Age segregation also occurs in rural areas, as younger people leave for jobs and older people move in. In some rural parts of the Great Plains, Winkler writes, there are two times more seniors than young adults.
Retirees often flock to retirement communities to improve their social life. My 82-year-old mother lives in an Orlando-area retirement community with like-minded neighbors who enjoy the regularly scheduled parties, holiday dinners, and bridge sessions at the clubhouse.
But there are big downsides to relocating to older communities and losing connections with the young. Such decisions often mean moving away from family. Gerontologists say that when older people live apart, they are not well understood, fostering ageism. The positive models of more age-diverse communities, a British sociologist says, “create new bridging and bonding ties.”

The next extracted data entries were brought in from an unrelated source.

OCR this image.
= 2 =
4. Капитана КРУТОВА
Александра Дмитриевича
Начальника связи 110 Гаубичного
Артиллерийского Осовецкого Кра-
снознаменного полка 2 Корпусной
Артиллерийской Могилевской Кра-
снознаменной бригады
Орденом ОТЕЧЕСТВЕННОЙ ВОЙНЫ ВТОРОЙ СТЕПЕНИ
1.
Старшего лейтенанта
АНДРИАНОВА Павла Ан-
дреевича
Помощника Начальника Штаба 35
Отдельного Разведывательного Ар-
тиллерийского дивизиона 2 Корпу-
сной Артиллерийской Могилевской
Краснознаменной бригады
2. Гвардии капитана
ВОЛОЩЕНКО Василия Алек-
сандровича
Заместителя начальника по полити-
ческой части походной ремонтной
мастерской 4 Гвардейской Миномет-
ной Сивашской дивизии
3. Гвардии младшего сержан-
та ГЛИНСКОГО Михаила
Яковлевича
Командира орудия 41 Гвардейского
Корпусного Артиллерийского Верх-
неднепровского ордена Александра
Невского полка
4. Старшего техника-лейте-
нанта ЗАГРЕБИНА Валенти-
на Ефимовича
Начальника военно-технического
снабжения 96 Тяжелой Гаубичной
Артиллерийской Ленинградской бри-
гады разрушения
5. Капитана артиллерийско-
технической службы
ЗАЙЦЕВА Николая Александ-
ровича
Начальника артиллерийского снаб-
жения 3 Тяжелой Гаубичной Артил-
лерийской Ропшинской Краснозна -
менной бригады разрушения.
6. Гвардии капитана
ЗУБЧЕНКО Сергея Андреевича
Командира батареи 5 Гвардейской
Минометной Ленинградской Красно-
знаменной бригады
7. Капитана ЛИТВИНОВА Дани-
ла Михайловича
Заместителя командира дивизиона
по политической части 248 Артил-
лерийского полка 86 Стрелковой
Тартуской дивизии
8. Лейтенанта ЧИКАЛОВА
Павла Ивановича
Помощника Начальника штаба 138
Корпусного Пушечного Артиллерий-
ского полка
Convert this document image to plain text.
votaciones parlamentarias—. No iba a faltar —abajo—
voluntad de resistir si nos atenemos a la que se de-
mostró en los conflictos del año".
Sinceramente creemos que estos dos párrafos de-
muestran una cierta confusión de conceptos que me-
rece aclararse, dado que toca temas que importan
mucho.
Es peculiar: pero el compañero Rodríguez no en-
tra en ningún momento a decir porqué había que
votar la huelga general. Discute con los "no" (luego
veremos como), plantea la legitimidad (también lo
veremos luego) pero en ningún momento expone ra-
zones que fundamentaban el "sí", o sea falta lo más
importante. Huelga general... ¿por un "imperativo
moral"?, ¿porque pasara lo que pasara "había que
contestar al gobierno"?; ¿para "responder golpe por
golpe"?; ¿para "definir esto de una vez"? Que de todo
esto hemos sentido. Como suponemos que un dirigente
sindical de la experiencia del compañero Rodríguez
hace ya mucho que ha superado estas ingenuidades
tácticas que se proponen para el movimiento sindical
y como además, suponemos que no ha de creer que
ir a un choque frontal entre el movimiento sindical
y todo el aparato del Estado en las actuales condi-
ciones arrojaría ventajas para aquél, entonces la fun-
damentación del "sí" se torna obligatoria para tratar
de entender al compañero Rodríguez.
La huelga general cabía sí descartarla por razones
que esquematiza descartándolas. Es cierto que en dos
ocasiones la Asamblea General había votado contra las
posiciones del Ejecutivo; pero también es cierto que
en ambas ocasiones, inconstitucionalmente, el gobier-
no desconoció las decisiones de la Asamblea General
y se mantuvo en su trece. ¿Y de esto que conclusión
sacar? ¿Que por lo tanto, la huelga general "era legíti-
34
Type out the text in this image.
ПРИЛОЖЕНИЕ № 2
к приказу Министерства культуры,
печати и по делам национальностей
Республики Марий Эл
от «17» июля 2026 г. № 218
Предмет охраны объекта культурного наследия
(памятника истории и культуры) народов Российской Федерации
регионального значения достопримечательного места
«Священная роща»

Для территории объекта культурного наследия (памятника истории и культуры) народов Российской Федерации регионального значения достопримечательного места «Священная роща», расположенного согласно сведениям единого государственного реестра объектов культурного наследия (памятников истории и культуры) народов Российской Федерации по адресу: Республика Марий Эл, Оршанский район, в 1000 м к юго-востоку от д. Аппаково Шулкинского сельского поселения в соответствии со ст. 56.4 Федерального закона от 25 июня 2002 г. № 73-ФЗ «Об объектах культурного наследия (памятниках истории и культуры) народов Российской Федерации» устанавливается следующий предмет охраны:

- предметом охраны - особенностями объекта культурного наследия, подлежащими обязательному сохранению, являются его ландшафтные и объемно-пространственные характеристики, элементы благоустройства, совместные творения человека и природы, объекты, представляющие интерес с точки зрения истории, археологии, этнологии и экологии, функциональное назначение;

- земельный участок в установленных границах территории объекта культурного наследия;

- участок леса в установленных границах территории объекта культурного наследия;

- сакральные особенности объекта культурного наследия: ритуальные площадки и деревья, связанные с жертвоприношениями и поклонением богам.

Another danger for seniors is social isolation, especially as aging friends become ill or die and the survivors lose important personal bonds. My widowed, 90-something grandmother used to say, “All my friends are dead” – and this was literally true. Isolation can even be a killer, says James Lubben of Boston College’s Institute on Aging, because seniors who lack a social network are more likely to neglect their health. This impact on health “is on a par with smoking,” he said.
Of course, the young adults who live in neighborhoods that tilt toward older people can also be at a disadvantage. An older community may not view government services for low-income parents or day care facilities as a priority. The opposite might also be true in neighborhoods with larger young adult populations that might not provide senior centers and health facilities.
There are big tradeoffs when choosing between a Boston and a Naples. Prospective retirees contemplating a move should weigh them carefully.